Maïa Plissetskaïa dans le lac des cygnes. © Reuters / Grigory Dukor

La grande danseuse classique russe Maïa Plissetskaïa s’est éteinte ce samedi 02 mai à 89 ans. « Prima ballerina assoluta », elle dansait encore au Kremlin il y a moins de dix ans.

"Le cœur de la plus grande des ballerines s’est arrêté", c’est le directeur du théâtre du Bolchoï qui l’a annoncé au monde via l’agence de presse russe. "Elle a succombé à une crise cardiaque." Maïa Plissetskaïa était née en 1925 à Moscou, entrée au Bolchoï en 43 où elle s’était très vite imposée comme l’une des meilleures danseuses de sa génération, magistrale dans le lac des cygnes, ou dans la belle au bois dormant. Chorégraphe depuis des années, elle dansait encore régulièrement, comme en 2005, au Kremlin, où elle avait interprétation un ballet écrit tout spécialement pour elle par Maurice Béjart. Elle avait rechaussé les pointes à 80 ans.

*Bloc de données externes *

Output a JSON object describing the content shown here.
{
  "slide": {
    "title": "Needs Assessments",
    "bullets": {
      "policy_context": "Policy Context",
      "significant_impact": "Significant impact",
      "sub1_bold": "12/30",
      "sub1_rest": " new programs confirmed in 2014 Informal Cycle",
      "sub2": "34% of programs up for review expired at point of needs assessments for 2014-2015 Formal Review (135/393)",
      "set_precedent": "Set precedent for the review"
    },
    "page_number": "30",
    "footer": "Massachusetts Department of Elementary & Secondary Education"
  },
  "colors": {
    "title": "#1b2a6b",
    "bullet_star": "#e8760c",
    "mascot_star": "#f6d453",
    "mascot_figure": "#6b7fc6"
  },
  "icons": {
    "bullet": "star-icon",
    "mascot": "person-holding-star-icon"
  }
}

Elle avait défié le régime soviétique

Staline était même venu la voir danser, lui pourtant, qui avait fait fusiller son père et déporter sa mère… Lui aussi, représentant d’un régime qui jugeait scandaleuses les interprétations de la danseuse étoile. Ce samedi, Vladimir Poutine a été l’un des premiers à présenter ses condoléances aux proches de Maïa Plissetskaïa, l’une des deux uniques danseuses russes consacrées "prima ballerina assoluta".